Despite these challenges, there are great opportunities for individuals like you to stand out and make an impact through investigative journalism. You can do digital storytelling using video, sound clips, graphics, and photos. Social media platforms like Facebook, Google Plus, and Instagram not only can amplify your work, but allow you to engage directly with your audience and generate informal networks.

My hope is that you can build on that creative energy that you developed at TechCamp Riga and pass it on to others with whom you work in your communities. I especially encourage you to share your knowledge with the next generation of journalists. Teach your colleague how to effectively search databases. Teach your boss how to use Twitter for investigating a story. Your newly-learned expertise will have the power to bolster the investigative capacity of your team back home, which in turn, will make your content better. In addition, staying in contact with the people you met here will help you build networks for stories down the road.

The world will always need objective, fact-based journalism. And today, people need it more than ever.

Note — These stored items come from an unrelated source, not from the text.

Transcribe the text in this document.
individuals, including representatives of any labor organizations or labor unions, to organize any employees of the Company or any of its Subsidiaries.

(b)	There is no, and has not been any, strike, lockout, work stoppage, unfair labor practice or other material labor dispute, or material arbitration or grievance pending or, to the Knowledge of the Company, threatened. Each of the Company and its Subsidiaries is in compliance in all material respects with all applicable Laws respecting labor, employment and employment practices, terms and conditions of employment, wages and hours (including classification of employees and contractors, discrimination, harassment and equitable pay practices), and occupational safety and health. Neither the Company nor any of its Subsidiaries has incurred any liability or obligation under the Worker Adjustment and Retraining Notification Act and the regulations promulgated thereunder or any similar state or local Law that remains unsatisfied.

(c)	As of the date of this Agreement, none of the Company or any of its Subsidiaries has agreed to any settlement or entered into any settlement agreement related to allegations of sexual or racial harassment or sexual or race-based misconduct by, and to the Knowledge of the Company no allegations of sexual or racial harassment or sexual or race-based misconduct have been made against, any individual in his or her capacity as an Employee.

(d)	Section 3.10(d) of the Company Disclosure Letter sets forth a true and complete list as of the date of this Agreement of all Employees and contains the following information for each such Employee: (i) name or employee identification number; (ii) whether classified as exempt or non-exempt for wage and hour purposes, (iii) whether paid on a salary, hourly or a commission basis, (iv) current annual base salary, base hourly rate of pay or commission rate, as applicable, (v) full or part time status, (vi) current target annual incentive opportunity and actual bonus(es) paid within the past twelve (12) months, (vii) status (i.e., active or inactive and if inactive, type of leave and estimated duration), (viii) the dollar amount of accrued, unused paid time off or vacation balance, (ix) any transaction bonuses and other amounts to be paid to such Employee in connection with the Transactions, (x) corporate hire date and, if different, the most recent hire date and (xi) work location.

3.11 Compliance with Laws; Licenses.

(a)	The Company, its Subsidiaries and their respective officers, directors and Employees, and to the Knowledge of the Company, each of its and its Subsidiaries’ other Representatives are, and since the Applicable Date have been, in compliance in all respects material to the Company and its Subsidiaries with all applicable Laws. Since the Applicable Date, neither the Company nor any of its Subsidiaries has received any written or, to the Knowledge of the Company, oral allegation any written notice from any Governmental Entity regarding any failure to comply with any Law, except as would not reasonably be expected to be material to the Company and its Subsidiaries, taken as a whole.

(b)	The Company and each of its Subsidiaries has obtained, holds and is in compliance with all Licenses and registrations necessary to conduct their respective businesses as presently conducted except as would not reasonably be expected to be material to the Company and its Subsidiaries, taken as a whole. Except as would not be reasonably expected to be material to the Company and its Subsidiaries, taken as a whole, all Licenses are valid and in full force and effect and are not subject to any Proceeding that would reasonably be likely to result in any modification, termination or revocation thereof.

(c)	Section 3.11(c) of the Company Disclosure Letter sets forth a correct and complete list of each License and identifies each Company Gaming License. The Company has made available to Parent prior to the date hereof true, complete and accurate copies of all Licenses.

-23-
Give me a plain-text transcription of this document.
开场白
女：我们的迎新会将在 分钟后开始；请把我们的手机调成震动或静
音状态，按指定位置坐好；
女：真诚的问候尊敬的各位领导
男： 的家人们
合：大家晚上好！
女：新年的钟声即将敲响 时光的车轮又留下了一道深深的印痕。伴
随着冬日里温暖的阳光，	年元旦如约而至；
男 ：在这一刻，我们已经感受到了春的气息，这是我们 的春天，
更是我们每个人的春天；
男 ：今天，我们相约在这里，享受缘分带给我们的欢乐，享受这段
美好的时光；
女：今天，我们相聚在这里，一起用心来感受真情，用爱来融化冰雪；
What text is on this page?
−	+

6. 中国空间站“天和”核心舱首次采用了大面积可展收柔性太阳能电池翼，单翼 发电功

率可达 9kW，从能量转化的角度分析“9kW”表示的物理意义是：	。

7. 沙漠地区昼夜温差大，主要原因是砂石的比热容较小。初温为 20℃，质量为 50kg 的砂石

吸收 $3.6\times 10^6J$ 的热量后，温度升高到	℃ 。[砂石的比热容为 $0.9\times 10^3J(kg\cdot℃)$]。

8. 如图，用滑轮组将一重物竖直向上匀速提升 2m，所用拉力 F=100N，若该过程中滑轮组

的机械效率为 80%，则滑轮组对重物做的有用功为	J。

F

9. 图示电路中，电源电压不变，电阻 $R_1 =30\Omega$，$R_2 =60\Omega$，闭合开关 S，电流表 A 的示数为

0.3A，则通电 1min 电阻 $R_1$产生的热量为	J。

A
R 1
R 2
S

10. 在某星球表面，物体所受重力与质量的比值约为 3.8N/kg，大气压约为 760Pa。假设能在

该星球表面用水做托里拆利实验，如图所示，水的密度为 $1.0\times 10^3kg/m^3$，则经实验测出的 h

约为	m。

As I said earlier, it is part of the lifeblood of democracy. So as you reflect back on the past two days, I ask you to do a few things:

  1. Know how incredibly important your work is;
  2. Pursue the truth and tell your stories;
  3. Experiment with innovation and new ideas; and
  4. Stay engaged with each other, with your trainers, and with us.

We truly appreciate your participation in TechCamp Riga, and I wish you all the best in the future. Thank you.